If you'd like, go ahead and use another tool to translate the nucleotide sequence to confirm yourself.

b) Unfortunately, at this point, you will have found a bug! Formalize this test by writing a new function test_find_codon(find_codon). It takes a single argument the function that is being tested. Write assert statements to check if find_codon returns the expected value for the 4 codons discussed above (ATG, AAT, TGT, TGC).

Remember, assert statements will raise an exception if they evaluate to False.

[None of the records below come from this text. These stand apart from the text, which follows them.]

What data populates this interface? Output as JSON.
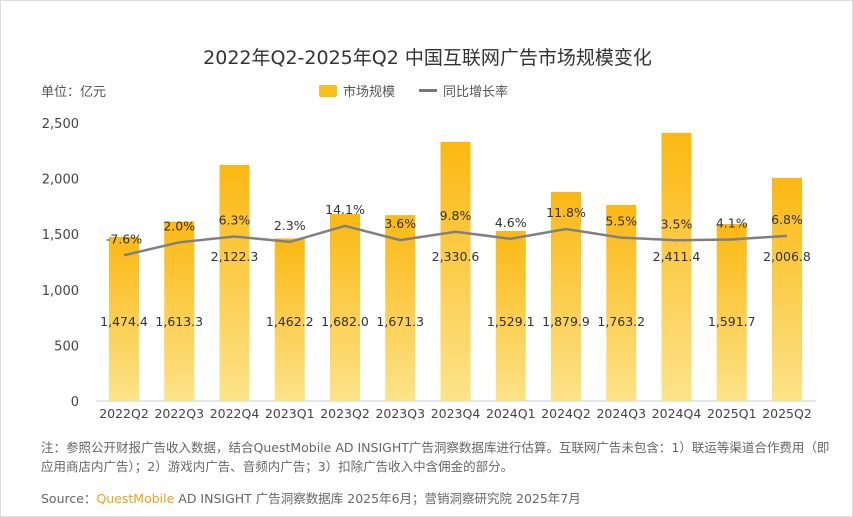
{
  "chart_data": {
    "type": "bar+line",
    "title": "2022年Q2-2025年Q2 中国互联网广告市场规模变化",
    "unit": "单位：亿元",
    "categories": [
      "2022Q2",
      "2022Q3",
      "2022Q4",
      "2023Q1",
      "2023Q2",
      "2023Q3",
      "2023Q4",
      "2024Q1",
      "2024Q2",
      "2024Q3",
      "2024Q4",
      "2025Q1",
      "2025Q2"
    ],
    "series": [
      {
        "name": "市场规模",
        "type": "bar",
        "color": "#fbbf1c",
        "values": [
          1474.4,
          1613.3,
          2122.3,
          1462.2,
          1682.0,
          1671.3,
          2330.6,
          1529.1,
          1879.9,
          1763.2,
          2411.4,
          1591.7,
          2006.8
        ],
        "labels": [
          "1,474.4",
          "1,613.3",
          "2,122.3",
          "1,462.2",
          "1,682.0",
          "1,671.3",
          "2,330.6",
          "1,529.1",
          "1,879.9",
          "1,763.2",
          "2,411.4",
          "1,591.7",
          "2,006.8"
        ]
      },
      {
        "name": "同比增长率",
        "type": "line",
        "color": "#808080",
        "values": [
          -7.6,
          2.0,
          6.3,
          2.3,
          14.1,
          3.6,
          9.8,
          4.6,
          11.8,
          5.5,
          3.5,
          4.1,
          6.8
        ],
        "labels": [
          "-7.6%",
          "2.0%",
          "6.3%",
          "2.3%",
          "14.1%",
          "3.6%",
          "9.8%",
          "4.6%",
          "11.8%",
          "5.5%",
          "3.5%",
          "4.1%",
          "6.8%"
        ]
      }
    ],
    "yticks": [
      "0",
      "500",
      "1,000",
      "1,500",
      "2,000",
      "2,500"
    ],
    "ylim": [
      0,
      2500
    ],
    "legend": "top-center"
  },
  "note": "注：参照公开财报广告收入数据，结合QuestMobile AD INSIGHT广告洞察数据库进行估算。互联网广告未包含：1）联运等渠道合作费用（即应用商店内广告）；2）游戏内广告、音频内广告；3）扣除广告收入中含佣金的部分。",
  "source": {
    "label": "Source：",
    "brand": "QuestMobile",
    "text": " AD INSIGHT 广告洞察数据库 2025年6月；营销洞察研究院 2025年7月"
  }
}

c) Code up a new function to find a specified codon within a given sequence by revising find_codon_lesson6. Of course, you should test it with test_find_codon() after it's written.

Practice 2: A chemical equilibrium calculator

In biochemistry, we often measure dissociation constants ($K_\mathrm{d}$) using various methods, usually involving titration. A dissociation constant is the equilibrium constant for the chemical reaction

\begin{align} \mathrm{ab} \rightleftharpoons \mathrm{a} + \mathrm{b}. \end{align}

It is related to the equilibrium concentration of the species a, b, and ab by

\begin{align} K_\mathrm{d} = \frac{c_\mathrm{a}\,c_\mathrm{b}}{c_{\mathrm{ab}}}. \end{align}

To analyze a titration curve, we often have to compute the equilibrium concentrations of the respective species given the parameters $K_\mathrm{d}$, $c_\mathrm{a}^0$, and $c_\mathrm{b}^0$, where the latter two parameters are the total concentrations of species a and b, respectively. This is typically known, as this is what the experimenter pipetted into the reaction solution.

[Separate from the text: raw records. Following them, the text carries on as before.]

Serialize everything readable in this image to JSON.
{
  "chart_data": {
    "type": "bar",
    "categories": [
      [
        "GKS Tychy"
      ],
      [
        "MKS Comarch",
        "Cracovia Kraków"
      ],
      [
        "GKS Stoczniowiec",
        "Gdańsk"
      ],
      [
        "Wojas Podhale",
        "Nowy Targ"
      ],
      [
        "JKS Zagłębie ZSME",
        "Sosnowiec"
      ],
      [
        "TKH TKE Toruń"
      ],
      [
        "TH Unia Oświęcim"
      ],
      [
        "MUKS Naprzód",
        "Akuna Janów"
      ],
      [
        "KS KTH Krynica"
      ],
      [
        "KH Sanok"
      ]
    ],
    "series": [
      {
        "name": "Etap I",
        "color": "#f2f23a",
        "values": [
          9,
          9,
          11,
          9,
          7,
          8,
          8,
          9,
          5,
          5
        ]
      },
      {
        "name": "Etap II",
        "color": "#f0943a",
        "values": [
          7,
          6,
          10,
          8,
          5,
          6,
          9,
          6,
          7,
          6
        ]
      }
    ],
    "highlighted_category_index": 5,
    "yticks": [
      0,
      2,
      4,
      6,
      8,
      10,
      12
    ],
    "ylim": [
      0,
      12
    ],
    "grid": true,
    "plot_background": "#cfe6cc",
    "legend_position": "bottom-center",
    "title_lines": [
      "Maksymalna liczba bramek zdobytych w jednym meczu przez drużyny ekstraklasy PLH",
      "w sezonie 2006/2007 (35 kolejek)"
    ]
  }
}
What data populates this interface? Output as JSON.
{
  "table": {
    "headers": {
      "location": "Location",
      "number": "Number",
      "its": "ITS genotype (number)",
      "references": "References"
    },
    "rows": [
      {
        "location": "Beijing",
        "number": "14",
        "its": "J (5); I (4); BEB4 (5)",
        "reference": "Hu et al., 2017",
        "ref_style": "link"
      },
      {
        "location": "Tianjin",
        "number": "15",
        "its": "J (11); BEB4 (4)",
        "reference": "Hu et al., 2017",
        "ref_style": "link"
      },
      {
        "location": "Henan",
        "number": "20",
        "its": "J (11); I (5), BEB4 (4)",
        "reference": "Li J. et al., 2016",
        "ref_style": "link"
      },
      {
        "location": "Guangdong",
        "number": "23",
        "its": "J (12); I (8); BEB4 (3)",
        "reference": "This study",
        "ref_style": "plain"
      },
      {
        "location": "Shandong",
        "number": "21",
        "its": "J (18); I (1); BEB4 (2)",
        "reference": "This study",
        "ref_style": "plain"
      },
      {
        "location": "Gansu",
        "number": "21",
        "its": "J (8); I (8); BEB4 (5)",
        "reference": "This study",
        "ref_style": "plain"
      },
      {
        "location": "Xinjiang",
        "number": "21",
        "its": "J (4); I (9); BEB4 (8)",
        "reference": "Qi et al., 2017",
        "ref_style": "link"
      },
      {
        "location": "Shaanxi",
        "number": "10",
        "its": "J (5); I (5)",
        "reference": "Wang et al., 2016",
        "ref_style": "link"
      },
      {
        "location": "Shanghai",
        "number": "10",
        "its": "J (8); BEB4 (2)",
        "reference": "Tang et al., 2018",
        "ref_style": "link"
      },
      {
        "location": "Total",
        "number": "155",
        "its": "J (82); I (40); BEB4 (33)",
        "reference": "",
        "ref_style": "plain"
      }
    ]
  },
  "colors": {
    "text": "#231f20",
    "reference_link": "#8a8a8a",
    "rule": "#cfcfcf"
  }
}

As you probably worked out in your undergraduate general chemistry course, the respective equilibrium concentrations can be solved to be

\begin{align} c_\mathrm{ab} &= \frac{1}{2}\left(c_\mathrm{a}^0 + c_\mathrm{b}^0 + K_\mathrm{d} - \sqrt{\left(c_\mathrm{a}^0 + c_\mathrm{b}^0 + K_\mathrm{d}\right)^2 - 4c_\mathrm{a}^0 c_\mathrm{b}^0}\right), \\[1em] c_\mathrm{a} &= c_\mathrm{a}^0 - c_\mathrm{ab} \\[1em] c_\mathrm{b} &= c_\mathrm{b}^0 - c_\mathrm{ab} \end{align}

Your job is to write a function that computes the three concentrations, $c_\mathrm{a}$, $c_\mathrm{b}$, and $c_\mathrm{ab}$ given inputs $K_\mathrm{d}$, $c_\mathrm{a}^0$, and $c_\mathrm{b}^0$. Use the principles of TDD to develop it from the start. That is, define the call signature, write your first test, and make it fail. Then incrementally build your tests with your function.

There is one thing interesting about the way you define your tests for this function. You can check that the solution satisfies the equations describing chemical equilibrium and conservation of mass.

\begin{align} K_\mathrm{d} &= \frac{c_\mathrm{a}\,c_\mathrm{b}}{c_{\mathrm{ab}}}, \\[1em] c_\mathrm{a}^0 &= c_\mathrm{a} + c_\mathrm{ab}, \\[1em] c_\mathrm{b}^0 &= c_\mathrm{b} + c_\mathrm{ab}. \end{align}

Sometimes you have this luxury, a mathematical statement that must hold for the output of your function. This makes writing tests a bit easier and more intuitive. As a hint, for checking closeness of NumPy arrays, you can use the np.allclose() function.